Sorry your son was treated badly. I can relate to that. I too was adopted by a psyco. I was told that I was grown and there wasn’t any tax advantage when I turned 18, so I need to get out. There are more bad adoptions than what you think.
I know there are a lot of bad ones. 🙁 I read about them all the time. I just wish the people looking to adopt or have good adoptions would admit to how many go wrong.
Could you show where anyone said there weren’t sick people who adopted and weren’t adoptees who had an awful childhood? I don’t think anyone said that.
In fact I hate those adoptive parents who adopted for the wrong reasons and did not support their adoptive children in every way possible (beyond just providing them with finances). It gives all adoptive parents and people looking into adoption a bad name. Similar to those young mothers who neglect their children giving other young mothers a bad name. Not everyone fits a stereotype.
Holly, Victoria and Sad Adoptee I am sorry you and your loved ones were mistreated.
What brought that up for me was this statement you made, ” you seem to have an issue with the vetting of adoptive parents process. Those who know of or have gone through the process know that it is very extensive even more so for Foster Parents.”
no you didn’t say anything else. But I see it on other sites, other blogs all the time. But as far as this goes, my biggest issue is CPS and foster care. I can see how it may happen in private adoption or through an agency. But children are in foster care because CPS “knows” the first family is no good for whatever reason. Every parent involved in CPS has to have a psychological evaluation and a lot of times therapy.

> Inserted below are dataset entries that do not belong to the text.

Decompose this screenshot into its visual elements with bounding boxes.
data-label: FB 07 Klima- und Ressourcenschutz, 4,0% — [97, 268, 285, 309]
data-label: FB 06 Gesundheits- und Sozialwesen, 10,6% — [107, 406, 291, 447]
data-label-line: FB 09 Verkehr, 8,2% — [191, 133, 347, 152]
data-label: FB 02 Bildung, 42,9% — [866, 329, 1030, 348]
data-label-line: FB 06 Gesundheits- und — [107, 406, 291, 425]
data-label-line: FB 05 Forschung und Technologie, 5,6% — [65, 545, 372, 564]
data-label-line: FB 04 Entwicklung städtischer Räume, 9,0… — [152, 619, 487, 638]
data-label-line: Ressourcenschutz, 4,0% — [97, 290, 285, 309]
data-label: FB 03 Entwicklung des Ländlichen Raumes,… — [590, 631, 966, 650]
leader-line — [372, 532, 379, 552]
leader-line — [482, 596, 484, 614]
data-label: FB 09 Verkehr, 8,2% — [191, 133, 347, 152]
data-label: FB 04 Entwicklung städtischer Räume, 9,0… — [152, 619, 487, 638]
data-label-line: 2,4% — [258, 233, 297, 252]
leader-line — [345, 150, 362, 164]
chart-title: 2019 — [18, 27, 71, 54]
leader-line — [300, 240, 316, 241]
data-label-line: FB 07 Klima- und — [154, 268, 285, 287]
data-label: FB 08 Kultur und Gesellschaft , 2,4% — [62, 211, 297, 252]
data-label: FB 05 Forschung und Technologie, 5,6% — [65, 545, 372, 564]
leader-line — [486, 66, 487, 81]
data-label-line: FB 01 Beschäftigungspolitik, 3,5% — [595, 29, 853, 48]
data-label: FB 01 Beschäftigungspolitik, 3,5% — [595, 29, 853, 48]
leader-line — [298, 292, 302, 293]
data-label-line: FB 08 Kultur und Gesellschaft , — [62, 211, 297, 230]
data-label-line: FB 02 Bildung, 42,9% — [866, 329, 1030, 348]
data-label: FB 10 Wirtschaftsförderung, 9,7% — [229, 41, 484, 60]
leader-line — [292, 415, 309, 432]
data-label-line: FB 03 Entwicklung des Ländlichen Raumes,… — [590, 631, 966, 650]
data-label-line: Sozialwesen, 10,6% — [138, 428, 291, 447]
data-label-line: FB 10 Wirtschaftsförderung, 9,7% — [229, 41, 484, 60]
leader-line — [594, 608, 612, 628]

But they don’t expect that from the foster parents. They have the opportunity and the obligation to watch these families and protect these children and a lot of times they fail miserably.
Fair point Victoria on Foster Care about not wanting to take a child from one bad home only to put them in another. I do know that the training process is intense for Foster Care depending upon the state not necessarily everyone passes. But that doesn’t mean bad parents will all be weeded out. Which is unfortunate but a reality.
Yes, sadly they still get through. Though I know a lot of good foster parents, too. My second son was adopted by a wonderful woman. I truly feel like we are an extended family. I’m not scared to talk to her about how I feel. 🙂
But in all fairness on this foster care thing, my county is extremely corrupt. 🙁 I know there are other corrupt places too. But I also know there are social workers that take their job very seriously and do everything they can to make sure children are in a safe loving home. I just wish they were all like that.
I also wanted to ask, do you have a blog? are you in reunion with your first family? I am so sorry about what happened to you. I wish they were better able to weed the psychos out of adoption when it does happen.
I’m so sorry this caused the trauma of relinquishment to surface Claude. I agree with you that its beneficial to be able to identify what’s going on when those feelings arise, and that women (and adoptees) who don’t first understand that a trauma has occurred are not able to make the necessary connection to the original trauma and therefor are less able to adddress the situation or feelings in a way that’s helpful.
It seems clear to me as well that what you experienced had to do entirely with relinquishment. I have real trouble with people reading the post and then demanding that their grief be acknowledged instead of simply acknowledging yours.